Die Debatte um die „Import-Imame“ hält an. Doch wie sieht das Berufsbild des Imams überhaupt aus und wie hat es sich im Laufe der Geschichte entwickelt? Im Gespräch mit Dr. Abdurrahman Reidegeld klären wir die wichtigsten Fragen um den heiß diskutierten Imam.
IslamiQ: Wer darf überhaupt bestimmen, welche Aufgaben ein Imam hat?
Reidegeld: Das können und müssen letztlich die islamischen Gemeinden und Gemeinschaften in Deutschland und allgemein in Europa selbst tun. Sie sind diejenigen, die ihre Religion praktizieren können müssen, und nur sie können wissen, welche theologischen und rituell-praktischen Erfordernisse und Kenntnisse das von dem Imam verlangt.

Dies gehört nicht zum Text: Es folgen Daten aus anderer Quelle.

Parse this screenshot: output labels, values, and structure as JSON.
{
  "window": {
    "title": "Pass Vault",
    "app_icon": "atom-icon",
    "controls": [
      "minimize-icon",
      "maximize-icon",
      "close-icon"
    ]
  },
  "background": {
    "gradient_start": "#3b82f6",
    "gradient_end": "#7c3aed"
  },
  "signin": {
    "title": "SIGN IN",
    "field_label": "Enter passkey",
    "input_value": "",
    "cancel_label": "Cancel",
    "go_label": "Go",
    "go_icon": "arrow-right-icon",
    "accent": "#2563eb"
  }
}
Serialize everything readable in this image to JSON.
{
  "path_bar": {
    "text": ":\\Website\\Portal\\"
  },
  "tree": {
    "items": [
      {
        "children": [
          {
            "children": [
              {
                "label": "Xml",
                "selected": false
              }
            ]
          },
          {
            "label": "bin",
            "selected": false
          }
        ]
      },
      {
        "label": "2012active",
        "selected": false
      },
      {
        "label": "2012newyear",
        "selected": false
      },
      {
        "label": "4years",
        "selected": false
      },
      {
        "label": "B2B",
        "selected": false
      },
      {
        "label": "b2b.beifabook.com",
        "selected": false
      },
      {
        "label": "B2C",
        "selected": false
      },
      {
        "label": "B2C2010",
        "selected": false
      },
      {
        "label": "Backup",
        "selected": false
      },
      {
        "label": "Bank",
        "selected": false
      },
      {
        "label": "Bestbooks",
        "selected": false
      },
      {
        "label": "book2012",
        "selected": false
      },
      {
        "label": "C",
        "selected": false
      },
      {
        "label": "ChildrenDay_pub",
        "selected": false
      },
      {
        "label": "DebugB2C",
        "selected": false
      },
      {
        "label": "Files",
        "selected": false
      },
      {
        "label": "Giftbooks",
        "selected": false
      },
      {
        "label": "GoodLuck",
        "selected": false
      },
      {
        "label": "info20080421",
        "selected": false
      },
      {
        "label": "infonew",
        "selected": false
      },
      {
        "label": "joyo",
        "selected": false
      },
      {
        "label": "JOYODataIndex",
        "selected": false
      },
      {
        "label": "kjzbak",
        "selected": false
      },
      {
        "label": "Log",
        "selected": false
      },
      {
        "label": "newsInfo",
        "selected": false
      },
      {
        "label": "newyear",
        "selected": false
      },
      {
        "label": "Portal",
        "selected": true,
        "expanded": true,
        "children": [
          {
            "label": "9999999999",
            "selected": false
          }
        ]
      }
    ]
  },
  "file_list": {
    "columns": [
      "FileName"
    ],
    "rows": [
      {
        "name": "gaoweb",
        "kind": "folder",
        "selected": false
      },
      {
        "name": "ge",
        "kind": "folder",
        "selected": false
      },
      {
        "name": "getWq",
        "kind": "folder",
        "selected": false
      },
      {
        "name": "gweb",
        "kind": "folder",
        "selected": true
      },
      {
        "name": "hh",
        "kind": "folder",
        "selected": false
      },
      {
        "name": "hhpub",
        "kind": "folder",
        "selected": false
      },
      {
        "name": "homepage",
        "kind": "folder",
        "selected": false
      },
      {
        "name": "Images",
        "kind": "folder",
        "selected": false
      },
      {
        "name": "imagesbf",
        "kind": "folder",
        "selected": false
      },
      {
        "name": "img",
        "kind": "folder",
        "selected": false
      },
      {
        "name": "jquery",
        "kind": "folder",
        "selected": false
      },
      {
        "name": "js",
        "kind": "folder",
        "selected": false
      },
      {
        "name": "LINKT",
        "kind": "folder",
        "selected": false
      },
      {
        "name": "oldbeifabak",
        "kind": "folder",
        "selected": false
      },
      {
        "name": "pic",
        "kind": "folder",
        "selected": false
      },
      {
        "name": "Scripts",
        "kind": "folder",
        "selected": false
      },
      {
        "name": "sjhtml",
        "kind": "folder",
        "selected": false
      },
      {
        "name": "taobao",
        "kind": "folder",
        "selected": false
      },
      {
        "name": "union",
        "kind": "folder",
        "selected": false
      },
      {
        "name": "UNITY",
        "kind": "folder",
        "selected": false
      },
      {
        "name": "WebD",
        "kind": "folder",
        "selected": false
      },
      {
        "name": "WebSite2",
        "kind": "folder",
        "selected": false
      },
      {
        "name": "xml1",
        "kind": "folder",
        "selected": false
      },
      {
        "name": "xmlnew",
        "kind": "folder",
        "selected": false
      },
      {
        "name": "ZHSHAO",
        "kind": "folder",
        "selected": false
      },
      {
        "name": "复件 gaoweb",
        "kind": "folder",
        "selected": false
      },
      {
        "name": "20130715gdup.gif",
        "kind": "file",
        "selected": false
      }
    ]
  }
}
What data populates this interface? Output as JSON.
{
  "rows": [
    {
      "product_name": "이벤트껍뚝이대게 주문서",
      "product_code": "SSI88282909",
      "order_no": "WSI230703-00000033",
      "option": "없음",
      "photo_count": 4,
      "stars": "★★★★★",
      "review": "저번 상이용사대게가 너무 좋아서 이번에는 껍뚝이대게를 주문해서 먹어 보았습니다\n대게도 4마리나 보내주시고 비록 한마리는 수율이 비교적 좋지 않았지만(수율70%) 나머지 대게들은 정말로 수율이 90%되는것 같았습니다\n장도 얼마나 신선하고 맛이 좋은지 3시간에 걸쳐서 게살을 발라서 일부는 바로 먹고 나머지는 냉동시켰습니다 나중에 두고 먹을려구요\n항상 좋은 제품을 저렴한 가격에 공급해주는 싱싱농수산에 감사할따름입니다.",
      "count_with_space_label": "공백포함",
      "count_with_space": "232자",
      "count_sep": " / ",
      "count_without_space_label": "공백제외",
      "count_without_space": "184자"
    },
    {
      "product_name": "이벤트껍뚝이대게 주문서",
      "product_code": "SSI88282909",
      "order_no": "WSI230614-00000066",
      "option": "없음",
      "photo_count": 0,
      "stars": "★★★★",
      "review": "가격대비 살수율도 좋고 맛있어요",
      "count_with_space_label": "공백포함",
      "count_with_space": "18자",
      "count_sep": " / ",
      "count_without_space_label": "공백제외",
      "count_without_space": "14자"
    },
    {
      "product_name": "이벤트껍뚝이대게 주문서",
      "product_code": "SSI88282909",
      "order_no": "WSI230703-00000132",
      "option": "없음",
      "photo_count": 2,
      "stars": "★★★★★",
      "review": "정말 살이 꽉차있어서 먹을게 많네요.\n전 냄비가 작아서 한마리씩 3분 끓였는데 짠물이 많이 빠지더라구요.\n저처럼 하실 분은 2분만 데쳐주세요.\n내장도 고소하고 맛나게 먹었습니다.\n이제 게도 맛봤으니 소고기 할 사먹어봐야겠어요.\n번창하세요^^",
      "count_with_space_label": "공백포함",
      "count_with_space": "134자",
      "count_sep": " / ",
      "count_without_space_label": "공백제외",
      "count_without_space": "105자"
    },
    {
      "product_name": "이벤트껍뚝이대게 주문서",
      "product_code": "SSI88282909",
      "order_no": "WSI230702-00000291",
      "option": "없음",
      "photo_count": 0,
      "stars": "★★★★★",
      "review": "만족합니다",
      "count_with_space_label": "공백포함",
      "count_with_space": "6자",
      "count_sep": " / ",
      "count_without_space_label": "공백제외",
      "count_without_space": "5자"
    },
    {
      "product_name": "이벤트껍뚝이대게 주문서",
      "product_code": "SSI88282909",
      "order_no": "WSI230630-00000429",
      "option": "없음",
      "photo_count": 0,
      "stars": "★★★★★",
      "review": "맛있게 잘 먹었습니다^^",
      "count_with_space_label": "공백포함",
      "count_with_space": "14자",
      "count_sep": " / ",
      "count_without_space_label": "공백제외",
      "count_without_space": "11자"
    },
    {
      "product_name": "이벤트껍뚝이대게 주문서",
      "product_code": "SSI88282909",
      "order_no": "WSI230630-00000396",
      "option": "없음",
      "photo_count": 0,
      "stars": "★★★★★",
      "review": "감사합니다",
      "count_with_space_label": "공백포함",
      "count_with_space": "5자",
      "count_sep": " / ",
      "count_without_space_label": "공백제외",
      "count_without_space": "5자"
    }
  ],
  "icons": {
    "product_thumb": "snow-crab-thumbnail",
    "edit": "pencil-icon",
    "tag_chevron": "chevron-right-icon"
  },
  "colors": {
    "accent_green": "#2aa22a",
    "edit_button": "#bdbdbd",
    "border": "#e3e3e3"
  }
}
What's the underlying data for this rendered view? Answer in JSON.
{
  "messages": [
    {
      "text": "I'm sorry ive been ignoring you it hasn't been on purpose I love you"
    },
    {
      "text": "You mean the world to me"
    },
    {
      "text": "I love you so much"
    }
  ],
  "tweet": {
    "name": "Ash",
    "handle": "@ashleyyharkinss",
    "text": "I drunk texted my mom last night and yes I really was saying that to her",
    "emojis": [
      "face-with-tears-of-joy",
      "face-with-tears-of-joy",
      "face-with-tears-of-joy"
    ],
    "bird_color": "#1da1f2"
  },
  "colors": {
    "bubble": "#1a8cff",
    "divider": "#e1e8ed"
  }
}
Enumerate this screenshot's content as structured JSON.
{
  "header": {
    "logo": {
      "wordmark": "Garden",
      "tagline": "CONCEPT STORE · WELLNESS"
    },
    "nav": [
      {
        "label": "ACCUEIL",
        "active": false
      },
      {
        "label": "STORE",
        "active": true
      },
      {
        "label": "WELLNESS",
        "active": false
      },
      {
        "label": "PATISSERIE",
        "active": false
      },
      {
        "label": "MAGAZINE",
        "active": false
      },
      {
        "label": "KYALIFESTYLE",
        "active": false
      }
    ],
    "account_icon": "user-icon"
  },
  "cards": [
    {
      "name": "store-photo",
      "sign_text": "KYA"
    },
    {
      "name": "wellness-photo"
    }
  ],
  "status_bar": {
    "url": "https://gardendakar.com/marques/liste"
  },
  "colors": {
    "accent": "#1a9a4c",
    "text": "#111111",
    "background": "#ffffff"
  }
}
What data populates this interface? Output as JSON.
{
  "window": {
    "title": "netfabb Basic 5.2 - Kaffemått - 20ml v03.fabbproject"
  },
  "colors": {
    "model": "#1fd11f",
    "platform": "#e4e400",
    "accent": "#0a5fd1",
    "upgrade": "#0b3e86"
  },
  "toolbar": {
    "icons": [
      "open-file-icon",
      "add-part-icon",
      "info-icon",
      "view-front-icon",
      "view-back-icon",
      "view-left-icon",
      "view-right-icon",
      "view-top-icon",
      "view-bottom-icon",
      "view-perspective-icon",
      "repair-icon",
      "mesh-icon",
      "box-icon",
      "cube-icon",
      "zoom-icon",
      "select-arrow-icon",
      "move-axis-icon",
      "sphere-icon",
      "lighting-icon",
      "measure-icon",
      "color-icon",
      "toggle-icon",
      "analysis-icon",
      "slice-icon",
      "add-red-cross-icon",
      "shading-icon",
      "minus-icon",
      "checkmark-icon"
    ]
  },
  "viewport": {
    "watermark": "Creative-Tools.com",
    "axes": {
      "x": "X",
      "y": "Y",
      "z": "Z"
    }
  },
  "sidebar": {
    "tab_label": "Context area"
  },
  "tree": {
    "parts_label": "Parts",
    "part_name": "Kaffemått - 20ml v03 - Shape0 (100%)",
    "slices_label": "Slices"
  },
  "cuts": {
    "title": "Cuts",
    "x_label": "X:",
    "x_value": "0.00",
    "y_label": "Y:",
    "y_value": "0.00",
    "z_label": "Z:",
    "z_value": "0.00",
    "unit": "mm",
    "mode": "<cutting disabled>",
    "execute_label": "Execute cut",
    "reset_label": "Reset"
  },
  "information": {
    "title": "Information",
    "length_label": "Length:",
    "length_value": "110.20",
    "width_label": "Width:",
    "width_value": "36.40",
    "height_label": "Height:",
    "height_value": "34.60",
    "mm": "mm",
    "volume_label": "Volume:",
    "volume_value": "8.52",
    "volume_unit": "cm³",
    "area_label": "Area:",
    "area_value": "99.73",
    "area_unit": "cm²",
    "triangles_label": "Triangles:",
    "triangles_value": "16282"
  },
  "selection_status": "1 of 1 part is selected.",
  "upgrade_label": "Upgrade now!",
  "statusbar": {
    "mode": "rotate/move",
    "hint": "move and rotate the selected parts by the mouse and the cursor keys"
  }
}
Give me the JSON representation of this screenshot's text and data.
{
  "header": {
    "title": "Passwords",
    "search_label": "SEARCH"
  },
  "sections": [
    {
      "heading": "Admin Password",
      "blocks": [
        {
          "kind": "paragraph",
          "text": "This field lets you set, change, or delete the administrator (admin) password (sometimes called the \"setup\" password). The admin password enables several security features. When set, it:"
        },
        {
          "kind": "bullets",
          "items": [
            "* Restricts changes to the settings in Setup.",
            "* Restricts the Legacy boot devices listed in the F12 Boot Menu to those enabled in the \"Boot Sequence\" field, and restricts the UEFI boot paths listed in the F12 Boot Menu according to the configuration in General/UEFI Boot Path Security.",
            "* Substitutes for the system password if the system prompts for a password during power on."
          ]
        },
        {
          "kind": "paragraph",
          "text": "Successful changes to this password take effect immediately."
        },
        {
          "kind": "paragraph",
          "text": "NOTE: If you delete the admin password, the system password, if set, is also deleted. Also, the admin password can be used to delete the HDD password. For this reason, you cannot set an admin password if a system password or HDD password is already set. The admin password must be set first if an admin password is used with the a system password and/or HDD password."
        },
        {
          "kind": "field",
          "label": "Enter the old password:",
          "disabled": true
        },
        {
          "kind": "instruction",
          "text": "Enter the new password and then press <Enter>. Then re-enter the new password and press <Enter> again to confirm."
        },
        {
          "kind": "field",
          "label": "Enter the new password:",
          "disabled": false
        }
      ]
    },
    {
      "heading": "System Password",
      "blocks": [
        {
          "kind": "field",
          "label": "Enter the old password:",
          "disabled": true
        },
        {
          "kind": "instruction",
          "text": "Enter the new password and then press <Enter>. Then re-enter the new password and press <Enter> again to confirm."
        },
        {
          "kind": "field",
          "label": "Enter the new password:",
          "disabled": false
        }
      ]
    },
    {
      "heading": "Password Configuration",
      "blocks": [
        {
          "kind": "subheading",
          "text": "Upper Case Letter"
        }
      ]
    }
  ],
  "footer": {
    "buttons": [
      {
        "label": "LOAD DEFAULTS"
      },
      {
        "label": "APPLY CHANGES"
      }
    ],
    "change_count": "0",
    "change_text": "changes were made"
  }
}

IslamiQ: Die meisten Imame gehören zum Personal der Moscheegemeinde. Wie beeinflusst dieses Angestelltenverhältnis das Wirken des Imams als Führer der Gemeinde?
Hier besteht ein wunder Punkt. Ist der Imam ein von der Gemeinde für bestimmte Leistungen bezahlter Angestellter, wagt er meist nicht, bestimmte Fehlentscheidungen des Vorstandes zu kritisieren. Je nachdem, welchen Einfluss er innerhalb der Gemeindeversammlung hat, kann er aber auf deren Meinung mehr einwirken als der Vorstand. Daher neigen manche Vorstände dazu, charakterlich schwache oder unauffällige Imame einzustellen, um leichter in der Gemeinde ihre Vorstellungen umzusetzen (etwa Bauvorhaben, Unterrichtsprojekte usw.). Das führt oft dazu, dass die traditionell starke Position des Imam unterminiert wird und sein Ansehen als Imam, nicht als Person, zu einer langsamen Aushöhlung der Imam-Aufgaben führt.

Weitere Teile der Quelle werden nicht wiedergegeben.